Fail/unFail in health and social care: the OpenCare project joins LOTE5


In January, Edgeryders will be starting a new project, called OpenCare. The vision behind it goes like this: welfare as we know it is broken, squeezed between rising costs and impersonality, if not dehumanisation, of the services provided. OpenCare aims at deploying collective intelligence to design, prototype and evaluate care services by communities, for communities.
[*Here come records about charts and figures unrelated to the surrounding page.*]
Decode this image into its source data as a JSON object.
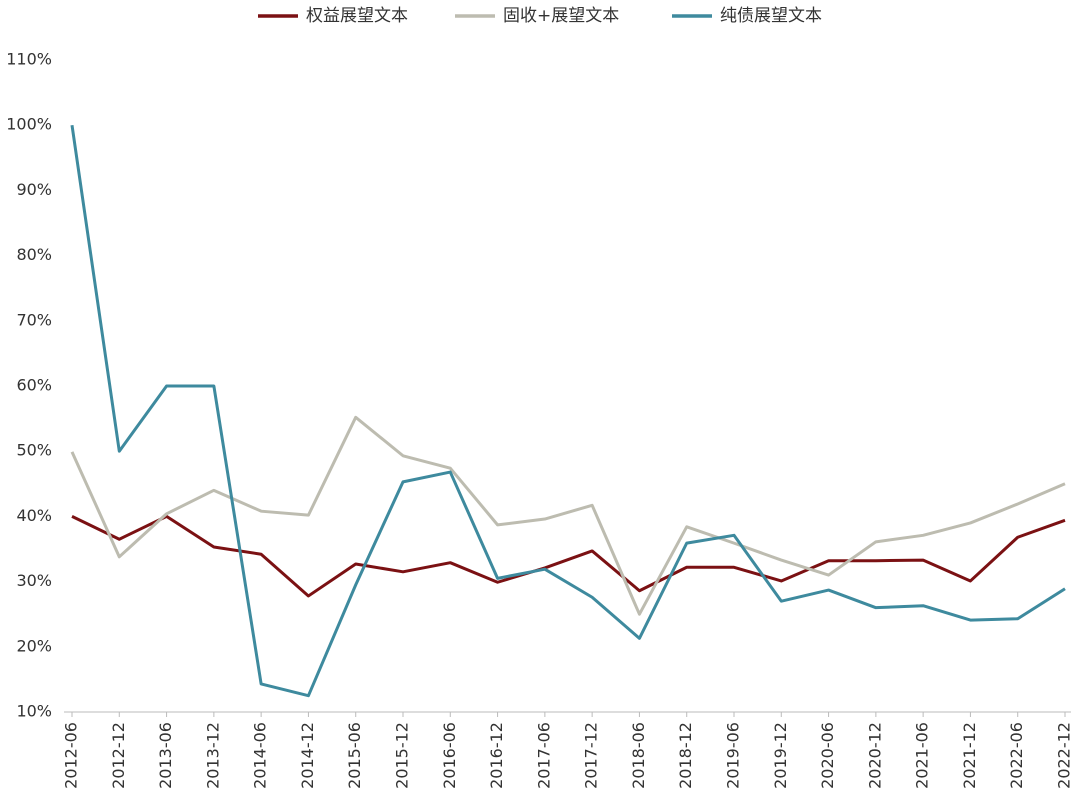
{
  "chart_data": {
    "type": "line",
    "categories": [
      "2012-06",
      "2012-12",
      "2013-06",
      "2013-12",
      "2014-06",
      "2014-12",
      "2015-06",
      "2015-12",
      "2016-06",
      "2016-12",
      "2017-06",
      "2017-12",
      "2018-06",
      "2018-12",
      "2019-06",
      "2019-12",
      "2020-06",
      "2020-12",
      "2021-06",
      "2021-12",
      "2022-06",
      "2022-12"
    ],
    "series": [
      {
        "name": "权益展望文本",
        "color": "#7b1113",
        "values": [
          40,
          36.5,
          40,
          35.3,
          34.2,
          27.8,
          32.7,
          31.5,
          32.9,
          29.9,
          32.1,
          34.7,
          28.6,
          32.2,
          32.2,
          30.1,
          33.2,
          33.2,
          33.3,
          30.1,
          36.8,
          39.4
        ]
      },
      {
        "name": "固收+展望文本",
        "color": "#bdbcb0",
        "values": [
          49.9,
          33.8,
          40.4,
          44,
          40.8,
          40.2,
          55.2,
          49.3,
          47.4,
          38.7,
          39.6,
          41.7,
          25,
          38.4,
          35.9,
          33.3,
          31,
          36.1,
          37.1,
          39,
          41.9,
          45
        ]
      },
      {
        "name": "纯债展望文本",
        "color": "#3e8a9e",
        "values": [
          100,
          50,
          60,
          60,
          14.3,
          12.5,
          29.5,
          45.3,
          46.8,
          30.5,
          31.9,
          27.6,
          21.3,
          35.9,
          37.1,
          27,
          28.7,
          26,
          26.3,
          24.1,
          24.3,
          28.9
        ]
      }
    ],
    "ylim": [
      10,
      110
    ],
    "yticks": [
      {
        "value": 10,
        "label": "10%"
      },
      {
        "value": 20,
        "label": "20%"
      },
      {
        "value": 30,
        "label": "30%"
      },
      {
        "value": 40,
        "label": "40%"
      },
      {
        "value": 50,
        "label": "50%"
      },
      {
        "value": 60,
        "label": "60%"
      },
      {
        "value": 70,
        "label": "70%"
      },
      {
        "value": 80,
        "label": "80%"
      },
      {
        "value": 90,
        "label": "90%"
      },
      {
        "value": 100,
        "label": "100%"
      },
      {
        "value": 110,
        "label": "110%"
      }
    ],
    "legend": "top"
  }
}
If it sounds familiar, it is. This is the typical pattern of acknowledging failure and trying to be constructive (if sometimes radical) and do something about it that permeates the culture of so many dwellers of the edge of societies. It fits perfectly into Living On The Edge 5. So, we in the OpenCare consortium decided to join the LOTE5 effort. We see benefits both for OpenCare and for LOTE5.
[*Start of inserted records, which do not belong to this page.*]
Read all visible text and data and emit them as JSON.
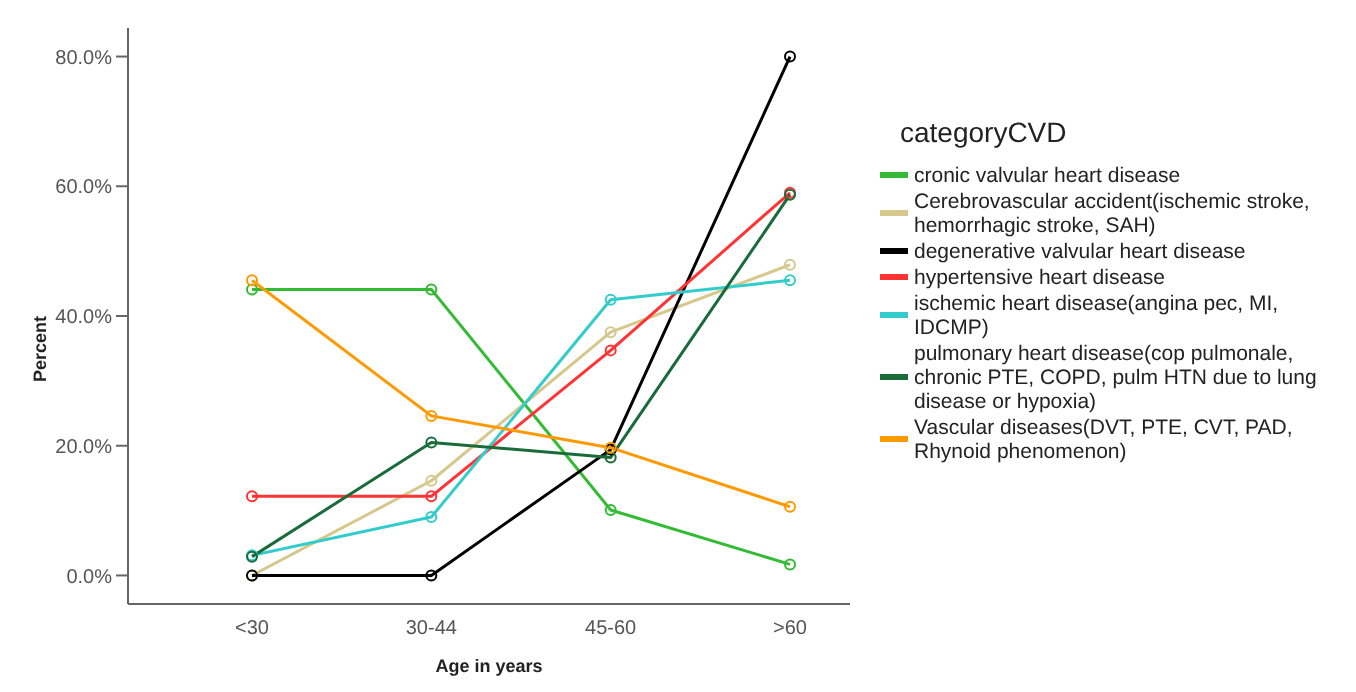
{
  "chart_data": {
    "type": "line",
    "xlabel": "Age in years",
    "ylabel": "Percent",
    "legend_title": "categoryCVD",
    "legend": "right",
    "marker": "circle",
    "grid": false,
    "categories": [
      "<30",
      "30-44",
      "45-60",
      ">60"
    ],
    "ylim": [
      -4.4,
      84.4
    ],
    "yticks": [
      {
        "value": 0,
        "label": "0.0%"
      },
      {
        "value": 20,
        "label": "20.0%"
      },
      {
        "value": 40,
        "label": "40.0%"
      },
      {
        "value": 60,
        "label": "60.0%"
      },
      {
        "value": 80,
        "label": "80.0%"
      }
    ],
    "series": [
      {
        "name": "cronic valvular heart disease",
        "color": "#33bb33",
        "values": [
          44.1,
          44.1,
          10.1,
          1.7
        ]
      },
      {
        "name": "Cerebrovascular accident(ischemic stroke, hemorrhagic stroke, SAH)",
        "color": "#d4c88c",
        "values": [
          0,
          14.6,
          37.5,
          47.9
        ]
      },
      {
        "name": "degenerative valvular heart disease",
        "color": "#000000",
        "values": [
          0,
          0,
          19.4,
          80
        ]
      },
      {
        "name": "hypertensive heart disease",
        "color": "#ff3333",
        "values": [
          12.2,
          12.2,
          34.7,
          59.0
        ]
      },
      {
        "name": "ischemic heart disease(angina pec, MI, IDCMP)",
        "color": "#33cccc",
        "values": [
          3.1,
          9.0,
          42.5,
          45.5
        ]
      },
      {
        "name": "pulmonary heart disease(cop pulmonale, chronic PTE, COPD, pulm HTN due to lung disease or hypoxia)",
        "color": "#1a6b3a",
        "values": [
          2.9,
          20.5,
          18.2,
          58.7
        ]
      },
      {
        "name": "Vascular diseases(DVT, PTE, CVT, PAD, Rhynoid phenomenon)",
        "color": "#ff9900",
        "values": [
          45.5,
          24.6,
          19.7,
          10.6
        ]
      }
    ]
  }
}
OpenCare gets to flex its openness muscle. EU-funded research tends to be organisationally conservative: closed-door meetings, emails, waterfall management architecture, and many, many boxes to tick. In other words, they work like a corporation, plus or minus the evil pointy-haired boss.  OpenCare was written with online open collaboration at its core, so not only we get away with radical openness: we are committed to it. LOTE5 will allow us to run an experiment in openness: have a meeting of the consortium with the doors throw wide open. Anybody who wishes to contribute, learn or teach something is welcome. We call this open meetings.

LOTE5 gets a whole new track, dedicated to failing/unFailing in health and social care. OpenCare has considerable expertise to share. We are planning at least:

  1. One or more sessions on what we call Healthonomics. Why do experts say "health care budgets can never go down, only up"? How can the same MRI cost 1,080$ in the U.S. and 280$ in France? How is it possible that a pill that costs 1$ to produce is sold for 750$, and how can you defend a 5,000% increase in its price? How can maker technology and ethics help?This does sound like, you know, failure on a systemic scale. This part will be led by Erik @Lakomaa (Stockholm School of Economics), @markomanka (CERN), and the crew at WeMake
  2. A hands-on workshop on designing collaborative care services. Organised by the City of Milan and Edgeryders, this will be led by Ezio Manzini, perhaps the world's most senior service designer. 
  3. A hackathon to use network science to understand community-driven care services. We call this format Masters of Networks (yes, we've done it before): the idea is to bring together network scientists and domain experts to study a problem – in this case care services – with a network perspective. Led by Guy @melancon at University of Bordeaux. 

The draft program is online, and we will be updating it as we go. More good things are to come. See you in Brussels.